Before trial, Mr. Linder moved to suppress the evidence found in the tin box on the grounds that it was searched in violation of CrR 2.3( d). The rule provides that a return of the search warrant shall be made promptly, shall be accompanied by a written inventory of any property taken, and-relevant here-that “the inventory shall be made in the presence of the person from whose possession or premises the property is taken, or in the presence of at least one person other than the officer.” In the suppression hearing that followed, both Sergeant Parker and Chief Gibson testified that they were unaware of the rule’s requirement that the inventory be made in the presence of another person.

The trial court granted Mr. Linder’s motion to suppress. The State appealed.

In reaching its decision, the WA Court of Appeals looked to the Exclusionary Rule In considering whether the contraband should be suppressed.

For those who don’t know, the Exclusionary Rule is a legal principle in the United States, under constitutional law, which holds that evidence collected or analyzed in violation of the defendant’s constitutional rights is sometimes inadmissible for a criminal prosecution in a court of law.

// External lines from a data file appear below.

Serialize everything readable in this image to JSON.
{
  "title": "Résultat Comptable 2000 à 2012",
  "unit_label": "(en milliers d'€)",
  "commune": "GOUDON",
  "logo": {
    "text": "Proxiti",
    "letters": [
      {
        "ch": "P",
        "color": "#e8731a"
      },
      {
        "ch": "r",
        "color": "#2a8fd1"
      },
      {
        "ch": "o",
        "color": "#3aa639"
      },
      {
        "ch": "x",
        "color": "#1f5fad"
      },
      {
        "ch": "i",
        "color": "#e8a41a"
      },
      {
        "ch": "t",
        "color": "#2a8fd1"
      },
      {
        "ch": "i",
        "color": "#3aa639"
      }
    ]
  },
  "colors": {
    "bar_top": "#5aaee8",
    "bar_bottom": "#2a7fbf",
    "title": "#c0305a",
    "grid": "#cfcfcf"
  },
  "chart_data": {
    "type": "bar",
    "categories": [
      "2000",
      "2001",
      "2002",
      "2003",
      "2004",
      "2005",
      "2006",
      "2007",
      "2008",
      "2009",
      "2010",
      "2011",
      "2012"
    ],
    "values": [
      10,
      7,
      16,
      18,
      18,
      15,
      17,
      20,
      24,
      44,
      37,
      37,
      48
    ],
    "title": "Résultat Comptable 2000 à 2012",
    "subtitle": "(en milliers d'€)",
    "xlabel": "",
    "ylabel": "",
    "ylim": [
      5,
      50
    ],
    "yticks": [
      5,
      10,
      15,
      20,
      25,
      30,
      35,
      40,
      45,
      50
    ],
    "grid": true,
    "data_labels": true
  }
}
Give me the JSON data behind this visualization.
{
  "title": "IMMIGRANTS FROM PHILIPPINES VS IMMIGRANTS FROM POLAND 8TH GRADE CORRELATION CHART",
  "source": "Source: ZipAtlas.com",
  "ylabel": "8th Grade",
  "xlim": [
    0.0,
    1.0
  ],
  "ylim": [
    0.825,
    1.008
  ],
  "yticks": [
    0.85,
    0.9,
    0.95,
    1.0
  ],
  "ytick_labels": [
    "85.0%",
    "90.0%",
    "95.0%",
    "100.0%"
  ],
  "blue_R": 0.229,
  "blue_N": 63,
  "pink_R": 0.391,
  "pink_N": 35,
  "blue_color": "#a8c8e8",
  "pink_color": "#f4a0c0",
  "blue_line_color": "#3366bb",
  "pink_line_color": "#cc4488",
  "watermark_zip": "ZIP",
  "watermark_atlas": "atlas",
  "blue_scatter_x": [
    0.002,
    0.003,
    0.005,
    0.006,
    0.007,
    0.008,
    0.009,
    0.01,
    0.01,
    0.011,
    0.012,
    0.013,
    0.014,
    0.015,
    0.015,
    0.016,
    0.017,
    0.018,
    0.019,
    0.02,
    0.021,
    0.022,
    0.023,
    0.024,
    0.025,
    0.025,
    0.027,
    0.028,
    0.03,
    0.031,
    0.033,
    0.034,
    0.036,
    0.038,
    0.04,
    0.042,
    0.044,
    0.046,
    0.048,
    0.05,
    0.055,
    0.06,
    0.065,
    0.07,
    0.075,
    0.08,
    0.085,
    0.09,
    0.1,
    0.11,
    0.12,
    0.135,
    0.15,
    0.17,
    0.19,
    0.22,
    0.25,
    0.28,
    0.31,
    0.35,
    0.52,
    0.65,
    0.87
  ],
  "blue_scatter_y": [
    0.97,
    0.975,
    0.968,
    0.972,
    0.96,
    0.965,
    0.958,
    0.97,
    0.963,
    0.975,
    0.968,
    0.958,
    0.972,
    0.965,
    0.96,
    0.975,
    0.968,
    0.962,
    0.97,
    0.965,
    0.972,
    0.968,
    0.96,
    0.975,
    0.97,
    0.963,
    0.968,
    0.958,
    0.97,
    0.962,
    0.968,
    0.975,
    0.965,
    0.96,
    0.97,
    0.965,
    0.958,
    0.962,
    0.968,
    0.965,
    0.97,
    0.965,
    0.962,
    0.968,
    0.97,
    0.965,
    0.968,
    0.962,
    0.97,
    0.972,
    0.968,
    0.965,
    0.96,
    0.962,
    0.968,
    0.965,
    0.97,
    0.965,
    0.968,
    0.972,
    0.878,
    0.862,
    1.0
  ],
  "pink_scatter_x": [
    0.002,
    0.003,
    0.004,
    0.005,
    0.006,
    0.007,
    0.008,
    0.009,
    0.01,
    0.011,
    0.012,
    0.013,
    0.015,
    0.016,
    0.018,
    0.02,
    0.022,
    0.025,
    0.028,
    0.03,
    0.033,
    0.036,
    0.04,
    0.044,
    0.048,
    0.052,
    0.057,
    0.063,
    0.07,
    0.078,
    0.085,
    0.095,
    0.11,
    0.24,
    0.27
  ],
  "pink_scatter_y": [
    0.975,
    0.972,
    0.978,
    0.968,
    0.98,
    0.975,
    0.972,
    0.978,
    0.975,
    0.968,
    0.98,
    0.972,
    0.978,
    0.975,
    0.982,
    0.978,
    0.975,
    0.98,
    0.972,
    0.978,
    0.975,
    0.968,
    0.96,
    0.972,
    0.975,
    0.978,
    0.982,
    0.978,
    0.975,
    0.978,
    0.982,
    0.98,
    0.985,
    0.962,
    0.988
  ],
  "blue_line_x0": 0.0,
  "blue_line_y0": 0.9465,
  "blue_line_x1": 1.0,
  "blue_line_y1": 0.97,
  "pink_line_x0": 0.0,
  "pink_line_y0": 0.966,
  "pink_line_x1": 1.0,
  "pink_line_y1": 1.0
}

The exclusionary rule may also, in some circumstances at least, be considered to follow directly from the constitutional language, such as the Fifth Amendment‘s command that no person “shall be compelled in any criminal case to be a witness against himself” and that no person “shall be deprived of life, liberty or property without due process of law”.

The Exclusionary Rule is grounded in the Fourth Amendment and it is intended to protect citizens from illegal searches and seizures. The exclusionary rule is also designed to provide a legal remedy and disincentive, which is short of criminal prosecution in response to prosecutors and police who illegally gather evidence in violation of the Fifth Amendment in the Bill of Rights compelled to self-incrimination. The exclusionary rule also applies to violations of the Sixth Amendment, which guarantees the right to counsel.

The WA Court of Appeals reasoned that Washington’s version of the Exclusionary Rule had three objectives:

First, and most important, to protect privacy interests of individuals against unreasonable governmental intrusions; second, to deter the police from acting unlawfully in obtaining evidence; and third, to preserve the dignity of the judiciary by refusing to consider evidence which has been obtained through illegal means.

Here, reasoned the Court, excluding the evidence served the third objective of preserving the dignity of the judiciary by refusing to consider evidence obtained through illegal means.  Here, a police officer’s unwitnessed late night execution of a search warrant in this case clearly violated CrR 2.3(d), called the reliability of his inventory into question, and could not be remedied other than by suppression.

My opinion? Great decision. Kudos to Division III for following the law.